Gallery

Monday, June 13, 2011

If You Tax Something, You Get Less of It

From an IBD editorial, "Will the Chicago Merc Flee Illinois Taxes?"

"The company that owns Chicago's two largest futures exchanges is thinking about moving operations out of state to flee oppressive business taxes. Terence Duffy, chairman of CME Group Inc., which owns the two institutions as well as the New York Mercantile Exchange, and Chief Financial Officer James Parisi announced the financial giant is considering moving operations and jobs out of the state in response to massive increases in state taxes.
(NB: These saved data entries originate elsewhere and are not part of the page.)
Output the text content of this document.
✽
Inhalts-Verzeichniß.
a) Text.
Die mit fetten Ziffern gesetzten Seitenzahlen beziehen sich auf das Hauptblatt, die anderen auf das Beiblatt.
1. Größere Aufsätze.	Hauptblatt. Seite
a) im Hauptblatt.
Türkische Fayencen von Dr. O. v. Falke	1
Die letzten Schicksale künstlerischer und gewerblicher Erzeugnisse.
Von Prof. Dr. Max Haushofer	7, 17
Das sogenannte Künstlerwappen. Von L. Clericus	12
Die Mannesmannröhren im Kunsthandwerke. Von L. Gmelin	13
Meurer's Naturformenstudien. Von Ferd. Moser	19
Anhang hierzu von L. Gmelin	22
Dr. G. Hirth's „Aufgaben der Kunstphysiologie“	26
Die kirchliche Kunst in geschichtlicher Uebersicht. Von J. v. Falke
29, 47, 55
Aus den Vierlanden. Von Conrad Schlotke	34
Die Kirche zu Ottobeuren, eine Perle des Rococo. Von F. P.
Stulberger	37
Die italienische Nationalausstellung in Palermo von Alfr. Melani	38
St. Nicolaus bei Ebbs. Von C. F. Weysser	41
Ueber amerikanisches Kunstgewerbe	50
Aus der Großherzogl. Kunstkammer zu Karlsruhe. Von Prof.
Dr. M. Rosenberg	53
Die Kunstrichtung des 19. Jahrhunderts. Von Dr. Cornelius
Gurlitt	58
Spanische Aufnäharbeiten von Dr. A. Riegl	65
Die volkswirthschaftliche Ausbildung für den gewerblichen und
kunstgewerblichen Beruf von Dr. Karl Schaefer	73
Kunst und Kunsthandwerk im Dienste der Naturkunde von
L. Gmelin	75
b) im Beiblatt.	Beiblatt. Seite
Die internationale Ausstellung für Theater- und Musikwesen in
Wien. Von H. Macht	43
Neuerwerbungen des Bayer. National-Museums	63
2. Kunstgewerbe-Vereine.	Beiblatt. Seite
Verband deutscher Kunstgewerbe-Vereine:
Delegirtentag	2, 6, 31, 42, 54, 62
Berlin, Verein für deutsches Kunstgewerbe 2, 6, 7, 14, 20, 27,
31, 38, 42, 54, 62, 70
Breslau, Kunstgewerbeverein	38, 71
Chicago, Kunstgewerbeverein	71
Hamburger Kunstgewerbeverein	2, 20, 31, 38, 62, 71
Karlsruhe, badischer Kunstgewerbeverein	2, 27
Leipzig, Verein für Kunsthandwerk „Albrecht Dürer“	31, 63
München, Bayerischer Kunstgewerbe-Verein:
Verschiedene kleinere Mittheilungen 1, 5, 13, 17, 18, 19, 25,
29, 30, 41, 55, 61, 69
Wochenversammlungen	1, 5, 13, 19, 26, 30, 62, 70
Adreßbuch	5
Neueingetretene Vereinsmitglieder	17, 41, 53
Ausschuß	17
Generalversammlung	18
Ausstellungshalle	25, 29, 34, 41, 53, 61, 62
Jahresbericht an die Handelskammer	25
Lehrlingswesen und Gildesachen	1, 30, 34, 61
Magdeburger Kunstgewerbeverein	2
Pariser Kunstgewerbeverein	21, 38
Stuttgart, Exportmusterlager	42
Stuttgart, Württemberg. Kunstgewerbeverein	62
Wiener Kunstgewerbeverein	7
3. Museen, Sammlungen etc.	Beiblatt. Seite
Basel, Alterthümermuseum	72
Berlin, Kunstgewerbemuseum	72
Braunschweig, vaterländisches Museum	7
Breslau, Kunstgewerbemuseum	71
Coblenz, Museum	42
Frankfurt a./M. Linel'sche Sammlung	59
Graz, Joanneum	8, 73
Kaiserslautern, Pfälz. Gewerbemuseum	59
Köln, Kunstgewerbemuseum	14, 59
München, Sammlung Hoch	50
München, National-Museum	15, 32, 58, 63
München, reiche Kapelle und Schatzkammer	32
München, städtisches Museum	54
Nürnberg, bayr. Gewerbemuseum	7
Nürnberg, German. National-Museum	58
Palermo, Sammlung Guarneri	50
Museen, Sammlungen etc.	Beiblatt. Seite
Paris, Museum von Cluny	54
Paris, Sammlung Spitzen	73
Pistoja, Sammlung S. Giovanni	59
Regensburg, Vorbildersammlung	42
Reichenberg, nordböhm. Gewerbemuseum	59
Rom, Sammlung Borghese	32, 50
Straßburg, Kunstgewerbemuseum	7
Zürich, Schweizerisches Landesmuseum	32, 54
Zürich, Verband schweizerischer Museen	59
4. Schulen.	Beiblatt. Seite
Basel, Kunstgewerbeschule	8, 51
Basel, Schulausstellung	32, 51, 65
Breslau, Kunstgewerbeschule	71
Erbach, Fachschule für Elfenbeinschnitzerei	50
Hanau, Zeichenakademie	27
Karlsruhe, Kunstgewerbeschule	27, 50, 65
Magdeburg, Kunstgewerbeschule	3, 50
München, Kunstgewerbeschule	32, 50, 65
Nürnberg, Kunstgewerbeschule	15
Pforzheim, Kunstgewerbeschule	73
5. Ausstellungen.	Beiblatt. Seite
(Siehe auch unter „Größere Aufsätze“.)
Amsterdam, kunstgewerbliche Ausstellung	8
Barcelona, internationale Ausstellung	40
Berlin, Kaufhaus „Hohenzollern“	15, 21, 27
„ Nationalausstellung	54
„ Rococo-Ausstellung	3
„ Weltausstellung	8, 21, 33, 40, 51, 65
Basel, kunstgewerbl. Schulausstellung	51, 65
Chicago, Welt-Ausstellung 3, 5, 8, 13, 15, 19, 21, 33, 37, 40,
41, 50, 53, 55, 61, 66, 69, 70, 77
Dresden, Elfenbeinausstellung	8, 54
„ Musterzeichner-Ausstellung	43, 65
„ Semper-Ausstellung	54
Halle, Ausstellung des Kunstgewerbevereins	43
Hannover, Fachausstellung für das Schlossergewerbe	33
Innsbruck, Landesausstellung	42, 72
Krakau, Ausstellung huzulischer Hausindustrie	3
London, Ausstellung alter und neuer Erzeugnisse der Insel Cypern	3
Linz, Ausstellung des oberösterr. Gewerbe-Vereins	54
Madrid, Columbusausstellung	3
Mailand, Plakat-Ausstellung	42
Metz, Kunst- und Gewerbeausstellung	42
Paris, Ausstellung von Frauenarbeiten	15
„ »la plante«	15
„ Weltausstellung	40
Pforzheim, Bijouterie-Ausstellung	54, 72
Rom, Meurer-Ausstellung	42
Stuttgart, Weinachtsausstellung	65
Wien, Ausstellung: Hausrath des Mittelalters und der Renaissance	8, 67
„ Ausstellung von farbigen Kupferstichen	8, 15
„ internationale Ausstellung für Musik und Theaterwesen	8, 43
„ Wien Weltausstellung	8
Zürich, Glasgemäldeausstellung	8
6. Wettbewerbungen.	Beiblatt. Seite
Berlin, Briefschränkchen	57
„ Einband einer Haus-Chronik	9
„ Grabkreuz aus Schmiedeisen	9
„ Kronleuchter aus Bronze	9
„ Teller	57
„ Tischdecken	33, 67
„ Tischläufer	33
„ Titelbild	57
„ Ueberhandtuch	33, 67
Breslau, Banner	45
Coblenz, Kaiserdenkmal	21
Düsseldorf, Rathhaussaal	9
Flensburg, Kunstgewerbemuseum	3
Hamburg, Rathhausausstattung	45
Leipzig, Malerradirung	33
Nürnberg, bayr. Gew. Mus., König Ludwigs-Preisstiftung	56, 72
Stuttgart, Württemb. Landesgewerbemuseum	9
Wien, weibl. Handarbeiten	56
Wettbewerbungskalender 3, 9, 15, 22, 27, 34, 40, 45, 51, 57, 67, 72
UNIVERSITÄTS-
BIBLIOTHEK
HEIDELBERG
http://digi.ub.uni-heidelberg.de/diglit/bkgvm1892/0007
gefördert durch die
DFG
Parisi told the company's annual meeting of shareholders that the state legislature's tax hike on corporations from 4.8% to 7% costs CME an extra $50 million a year. Corporations in Illinois also pay 2.5% tax on income, called a personal property replacement tax, which is collected by the state and flows to local governments. The two rates taken together come to 9.5%, the third highest corporate tax rate in the nation. In February, CME reported a 3% drop in fourth-quarter earnings partly because of expenses it booked related to the tax hike.

The ways of Washington, D.C., and Illinois stand in stark contrast with Texas, a state with no income tax, where workers decide for themselves whether to join a union, and that doesn't impose harsh regulatory burdens on businesses or their employees. It recently added to its business-friendly climate with loser-pays tort reform legislation.

Texas eschews while Illinois embraces the Obama model of more government, more unions, more central planning, higher taxes. So it's not surprising that while Obama's Illinois flounders, Texas has created 37% of all new net jobs since June 2009.

Illinois is losing a congressional seat as businesses and people leave. Texas is adding four seats as that state prospers. Build it and they will come; tax it and they will leave."